Je nach Ladefaktor entspricht ein Ganzzug nach Düsseldorf mit 250 Pkw etwa 35 Lkw-Ladungen.
(Bild: Mosolf)

67.000 Fahrzeuge hat Mosolf im Düsseldorfer Hafen im vergangenen Jahr umgeschlagen, für 2017 sind weit über 70.000 Einheiten geplant. Der Umschlag per Binnenschiff macht dabei 49 % des Gesamtvolumens aus, 17 % sollen künftig auf die Bahn und 34 % auf reine Lkw-Transporte entfallen.

Das neue Bahnkonzept fördert damit eine weitere Verkehrsverlagerung von der Straße auf nachhaltige Verkehrsträger. Mit dem nun gestarteten Bahnregeldienst können jährlich über 12.000 Fahrzeuge zwischen Schwarzwald und Rheinland auf dem Schienenweg transportiert werden. Die letzte Meile zum Kunden erfolgt dann ab Düsseldorf mit dem lokalen Nahverkehrsfuhrpark, der aktuell 40 Fahrzeugtransporter umfasst.

Bahn spielt Umweltvorteil aus

„Neben den Umweltvorteilen der Bahn gegenüber dem Lkw – ein Ganzzug mit 250 Pkw entspricht je nach Ladefaktor immerhin etwa 35 Lkw-Ladungen – macht das Konzept auch aus logistischer Sicht Sinn. So ermöglicht die zügige, regionale Zustellung der Touren ab Düsseldorf auch eine effizientere und schnellere Verteilung der Fahrzeuge“, sagt Wolfgang Göbel, Vorstand Sales der Mosolf-Gruppe.

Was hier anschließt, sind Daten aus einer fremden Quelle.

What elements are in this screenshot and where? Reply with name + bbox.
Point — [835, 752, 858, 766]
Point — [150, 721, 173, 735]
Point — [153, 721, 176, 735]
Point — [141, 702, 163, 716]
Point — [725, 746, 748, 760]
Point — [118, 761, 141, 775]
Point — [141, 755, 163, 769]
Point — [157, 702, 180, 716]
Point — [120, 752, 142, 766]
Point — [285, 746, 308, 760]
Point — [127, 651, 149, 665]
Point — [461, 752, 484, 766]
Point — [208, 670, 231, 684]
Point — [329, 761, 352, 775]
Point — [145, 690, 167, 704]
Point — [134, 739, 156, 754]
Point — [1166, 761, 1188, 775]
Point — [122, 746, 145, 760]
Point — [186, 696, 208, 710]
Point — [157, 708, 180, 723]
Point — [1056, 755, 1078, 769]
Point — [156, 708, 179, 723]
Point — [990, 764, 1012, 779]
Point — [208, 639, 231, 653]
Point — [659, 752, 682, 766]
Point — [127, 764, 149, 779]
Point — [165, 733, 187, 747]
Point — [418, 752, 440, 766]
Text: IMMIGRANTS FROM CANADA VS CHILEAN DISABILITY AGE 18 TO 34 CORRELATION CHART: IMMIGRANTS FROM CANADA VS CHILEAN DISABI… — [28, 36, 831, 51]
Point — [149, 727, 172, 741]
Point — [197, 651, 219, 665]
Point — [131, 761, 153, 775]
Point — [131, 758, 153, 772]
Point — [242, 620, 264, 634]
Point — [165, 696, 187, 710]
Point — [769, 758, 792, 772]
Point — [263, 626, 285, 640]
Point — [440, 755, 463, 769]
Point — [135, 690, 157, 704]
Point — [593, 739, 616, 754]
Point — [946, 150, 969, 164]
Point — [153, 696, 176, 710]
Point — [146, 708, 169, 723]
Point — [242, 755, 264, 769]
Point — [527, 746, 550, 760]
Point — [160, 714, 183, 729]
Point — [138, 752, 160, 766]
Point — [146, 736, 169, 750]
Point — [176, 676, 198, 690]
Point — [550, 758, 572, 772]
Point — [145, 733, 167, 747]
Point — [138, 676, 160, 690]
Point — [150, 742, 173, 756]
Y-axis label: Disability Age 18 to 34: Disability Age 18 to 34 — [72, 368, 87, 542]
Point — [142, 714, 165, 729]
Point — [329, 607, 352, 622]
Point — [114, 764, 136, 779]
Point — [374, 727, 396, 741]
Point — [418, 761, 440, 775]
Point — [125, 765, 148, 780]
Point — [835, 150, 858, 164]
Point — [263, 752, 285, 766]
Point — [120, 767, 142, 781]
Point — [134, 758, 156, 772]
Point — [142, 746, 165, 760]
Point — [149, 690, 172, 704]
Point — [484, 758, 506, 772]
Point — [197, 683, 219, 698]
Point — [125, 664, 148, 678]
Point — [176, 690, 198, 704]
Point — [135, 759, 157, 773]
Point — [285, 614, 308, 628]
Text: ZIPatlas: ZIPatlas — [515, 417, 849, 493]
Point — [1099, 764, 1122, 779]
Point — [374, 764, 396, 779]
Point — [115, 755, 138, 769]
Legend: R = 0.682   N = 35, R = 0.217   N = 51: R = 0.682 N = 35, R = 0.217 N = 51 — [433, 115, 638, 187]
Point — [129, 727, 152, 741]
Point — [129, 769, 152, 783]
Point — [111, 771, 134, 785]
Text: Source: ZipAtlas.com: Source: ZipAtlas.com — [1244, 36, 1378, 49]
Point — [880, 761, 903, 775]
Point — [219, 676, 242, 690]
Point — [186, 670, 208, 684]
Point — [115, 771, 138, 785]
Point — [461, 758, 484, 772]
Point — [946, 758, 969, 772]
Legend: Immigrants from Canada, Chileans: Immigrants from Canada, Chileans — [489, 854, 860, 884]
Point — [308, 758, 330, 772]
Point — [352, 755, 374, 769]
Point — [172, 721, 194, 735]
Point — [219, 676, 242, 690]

Die Bedeutung dieses Verkehrsträgers für den Düsseldorfer Hafen unterstreicht auch Peter Jacobs, Leiter Eisenbahnbetrieb Nord beim Hafen- und Bahnbetreiber Rheincargo. „Wir freuen uns sehr, dass Mosolf in Düsseldorf neben dem Schiffstransport nun auch wieder vermehrt auf die Schiene setzt und wir das Unternehmen sowohl mit Hafenlogistik als auch mit Eisenbahndienstleistungen unterstützen dürfen. Das stärkt den Hafen Düsseldorf, der als trimodaler Logistikstandort im Zentrum der Landeshauptstadt von Nordrhein-Westfalen beste Verbindungen in die pulsierende Wirtschaftsregion Rhein-Ruhr bietet“, sagte Jacobs anlässlich der Erstverladung.